Menurut Agus Tri, perkara militer, terutama alutsista, harusnya tak perlu diungkap dalam debat. Sebab, itu menjadi bagian dari strategi sebuah negara yang tak perlu diekspose terlalu luas.

Negara harusnya membangun alutsista tanpa perlu gembar-gembor. Apalagi digembar-gemborkan oleh capres-cawapres yang akan mengambil kebijakan 5 tahun ke depan.

"Alat persenjataan itu, harusnya jadi sesuatu yang secret. Cukup grand strategy-nya saja. Misal kita mau memperkuat matra laut, darat atau udara. Tidak perlu membahas terlalu detail mau beli berapa pesawat, beli berapa kapal selam," kata Agus Tri.

"Kalau kita ngomong berapa banyak persenjataan, negara lain pasti akan bersiap-siap juga. Ada fenomena security dilemma, tahu negara kita menambah persenjataan, tetangga juga akan ikut" katanya.

Oleh sebab itu, Agus Tri berharap para capres juga menggaungkan soft power pada debat ketiga ini.
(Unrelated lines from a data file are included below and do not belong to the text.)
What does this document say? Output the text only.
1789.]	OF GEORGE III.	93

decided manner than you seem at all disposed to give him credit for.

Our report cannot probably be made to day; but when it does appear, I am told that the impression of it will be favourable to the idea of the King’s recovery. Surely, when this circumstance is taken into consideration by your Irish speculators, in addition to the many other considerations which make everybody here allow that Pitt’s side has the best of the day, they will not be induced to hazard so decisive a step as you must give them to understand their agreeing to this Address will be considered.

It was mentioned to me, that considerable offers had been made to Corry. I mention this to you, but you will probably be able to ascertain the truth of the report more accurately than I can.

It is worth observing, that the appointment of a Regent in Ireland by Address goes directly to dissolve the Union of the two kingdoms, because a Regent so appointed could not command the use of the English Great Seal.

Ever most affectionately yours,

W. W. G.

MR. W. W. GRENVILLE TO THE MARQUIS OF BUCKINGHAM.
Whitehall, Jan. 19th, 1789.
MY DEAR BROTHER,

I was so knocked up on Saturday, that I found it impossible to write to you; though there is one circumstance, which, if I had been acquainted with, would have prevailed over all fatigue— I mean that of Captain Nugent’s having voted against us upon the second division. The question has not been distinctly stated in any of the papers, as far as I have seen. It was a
Banyak kekayaan yang dimiliki Indonesia untuk 'dijual' di arena internasional. Mulai dari budaya, kuliner, seni, dan lainnya.

"Saya berharapnya masalah soft power ini disinggung, karena kapan lagi kan ini dibahas oleh calon pemimpin negara ini, mumpung temanya juga terkait hubungan internasional. Sekali lagi saya bilang, saya tidak sedang mengatakan bahwa hard power tidak penting, hard power penting, tapi soft power juga sangat perlu diperhatikan untuk politik luar negeri Indonesia ke depannya," tukasnya.